Basis for the space of modular symbols M.
First suppose that the space of modular symbols M equals AmbientSpace(M). Then this intrinsic returns a basis x1, ..., xn for M such that Z x1 + ... + Z xn is the Z-submodule of M generated by all modular symbols Xi.Yk - 2 - i{α, β} with i=0, ..., k - 2 and α, β∈P1(Q). If M is not AmbientSpace(M), then this intrinsic returns a Z-basis for M ∩(Z x1 + ... + Z xn), where x1, ..., xn is an integral basis for AmbientSpace(M). The base field of M must be Q.

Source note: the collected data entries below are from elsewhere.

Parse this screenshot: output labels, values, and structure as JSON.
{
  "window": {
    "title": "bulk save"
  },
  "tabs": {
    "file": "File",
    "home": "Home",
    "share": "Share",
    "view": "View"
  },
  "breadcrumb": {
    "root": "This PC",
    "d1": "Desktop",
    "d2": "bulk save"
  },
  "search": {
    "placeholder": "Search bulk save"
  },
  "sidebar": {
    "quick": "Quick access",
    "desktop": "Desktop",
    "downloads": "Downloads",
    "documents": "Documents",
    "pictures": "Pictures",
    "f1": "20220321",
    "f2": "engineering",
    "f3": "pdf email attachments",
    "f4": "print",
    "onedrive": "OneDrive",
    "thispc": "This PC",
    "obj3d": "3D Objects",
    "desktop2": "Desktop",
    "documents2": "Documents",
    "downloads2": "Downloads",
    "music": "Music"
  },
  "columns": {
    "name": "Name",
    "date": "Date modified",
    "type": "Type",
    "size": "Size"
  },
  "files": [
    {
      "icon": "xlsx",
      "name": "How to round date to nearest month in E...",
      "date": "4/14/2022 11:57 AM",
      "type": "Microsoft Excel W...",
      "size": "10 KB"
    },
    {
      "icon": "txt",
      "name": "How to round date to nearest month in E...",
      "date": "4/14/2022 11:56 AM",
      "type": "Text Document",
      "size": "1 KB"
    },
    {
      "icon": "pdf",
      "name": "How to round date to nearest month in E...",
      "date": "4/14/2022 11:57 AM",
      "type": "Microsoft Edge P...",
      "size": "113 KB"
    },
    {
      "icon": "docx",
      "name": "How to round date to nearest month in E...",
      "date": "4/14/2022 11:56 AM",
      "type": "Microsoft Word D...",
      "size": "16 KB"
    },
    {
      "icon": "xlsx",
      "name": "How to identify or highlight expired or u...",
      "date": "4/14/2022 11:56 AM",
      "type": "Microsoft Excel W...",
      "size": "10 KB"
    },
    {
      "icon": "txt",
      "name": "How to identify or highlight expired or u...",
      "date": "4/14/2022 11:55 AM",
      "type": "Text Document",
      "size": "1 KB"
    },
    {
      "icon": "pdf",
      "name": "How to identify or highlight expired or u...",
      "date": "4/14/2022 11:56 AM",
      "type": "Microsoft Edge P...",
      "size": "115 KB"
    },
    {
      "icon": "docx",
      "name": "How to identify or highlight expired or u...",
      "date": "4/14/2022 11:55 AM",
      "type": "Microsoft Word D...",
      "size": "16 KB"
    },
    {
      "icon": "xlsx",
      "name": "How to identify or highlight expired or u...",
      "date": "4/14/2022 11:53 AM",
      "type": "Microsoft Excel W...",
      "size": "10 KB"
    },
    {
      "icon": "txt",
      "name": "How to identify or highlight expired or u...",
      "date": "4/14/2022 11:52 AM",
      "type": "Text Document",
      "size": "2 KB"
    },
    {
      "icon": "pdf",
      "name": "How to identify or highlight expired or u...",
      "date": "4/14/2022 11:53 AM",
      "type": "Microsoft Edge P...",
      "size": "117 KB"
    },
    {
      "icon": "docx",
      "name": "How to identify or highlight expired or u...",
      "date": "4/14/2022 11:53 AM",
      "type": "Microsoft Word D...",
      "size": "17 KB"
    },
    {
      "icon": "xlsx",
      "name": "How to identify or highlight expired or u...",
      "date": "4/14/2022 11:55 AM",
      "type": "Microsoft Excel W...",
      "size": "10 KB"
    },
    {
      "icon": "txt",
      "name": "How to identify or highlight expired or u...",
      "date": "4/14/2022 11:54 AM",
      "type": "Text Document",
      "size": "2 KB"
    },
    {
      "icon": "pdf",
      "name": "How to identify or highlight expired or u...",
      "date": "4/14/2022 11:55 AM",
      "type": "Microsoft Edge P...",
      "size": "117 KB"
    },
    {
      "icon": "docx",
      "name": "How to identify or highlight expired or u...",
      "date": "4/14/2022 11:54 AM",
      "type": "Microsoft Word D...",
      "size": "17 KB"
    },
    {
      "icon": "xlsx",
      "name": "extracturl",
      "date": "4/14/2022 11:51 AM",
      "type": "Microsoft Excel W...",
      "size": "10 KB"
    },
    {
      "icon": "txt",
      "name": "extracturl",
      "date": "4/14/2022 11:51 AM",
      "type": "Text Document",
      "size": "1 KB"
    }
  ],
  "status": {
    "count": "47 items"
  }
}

> M := ModularSymbols(1,12);
> Basis(M);
[
X^10*{0, oo},
X^8*Y^2*{0, oo},
X^9*Y*{0, oo}
]
> IntegralBasis(M);
[
1/48*X^9*Y*{0, oo},
1/14*X^8*Y^2*{0, oo},
X^10*{0, oo}
]
IntegralBasis(M) is a basis for the Z-module spanned by the following symbols:
> R<X,Y> := PolynomialRing(Rationals(),2);
> [M!<X^i*Y^(10-i),[Cusps()|0,Infinity()]> : i in [0..10]];
[
-X^10*{0, oo},
X^9*Y*{0, oo},
-X^8*Y^2*{0, oo},
-25/48*X^9*Y*{0, oo},
9/14*X^8*Y^2*{0, oo},
5/12*X^9*Y*{0, oo},
-9/14*X^8*Y^2*{0, oo},
-25/48*X^9*Y*{0, oo},
X^8*Y^2*{0, oo},
X^9*Y*{0, oo},
X^10*{0, oo}
]
We can also compute an integral basis of a subspace.
> C := CuspidalSubspace(M);
> IntegralBasis(C);
[
1/48*X^9*Y*{0, oo},
1/14*X^8*Y^2*{0, oo}
]
In Remark 3 on page 69 of [Mer94], Merel says "it would be interesting to find a basis in terms of Manin symbols" for the Z-module of Eisenstein symbols (see Section Subspaces for the definition of EisensteinSubspace). Here are the first few examples in the case of level 1:
> M := ModularSymbols(1,12);
> E := EisensteinSubspace(M);
> IntegralBasis(E);
[
691*X^10*{0, oo} + 1620*X^8*Y^2*{0, oo}
]
> ManinSymbol(IntegralBasis(E)[1]);
[
<691*X^10, (0 1)>,
<1620*X^8*Y^2, (0 1)>
]
To more easily compute several examples, we define a function:
> function EisZ(k)
> E := EisensteinSubspace(ModularSymbols(1,k));
> B := IntegralBasis(E);
> return [ManinSymbol(z) : z in B];
> end function;
> EisZ(12);
[
[
<691*X^10, (0 1)>,
<1620*X^8*Y^2, (0 1)>
]
]
> EisZ(16);
[
[
<16380*X^12*Y^2, (0 1)>,
<3617*X^14, (0 1)>
]
]
> EisZ(18);
[
[
<43867*X^16, (0 1)>,
<270000*X^14*Y^2, (0 1)>
]
]
> EisZ(20);
[
[
<174611*X^18, (0 1)>,
<1349460*X^16*Y^2, (0 1)>
]
]
> EisZ(22);
[
[
<748125*X^18*Y^2, (0 1)>,
<77683*X^20, (0 1)>
]
]
Send me an email if you determine the basis in general.
In each example above the coefficient of Xk - 2 is,
up to sign, Numerator(Bernoulli(k)/k).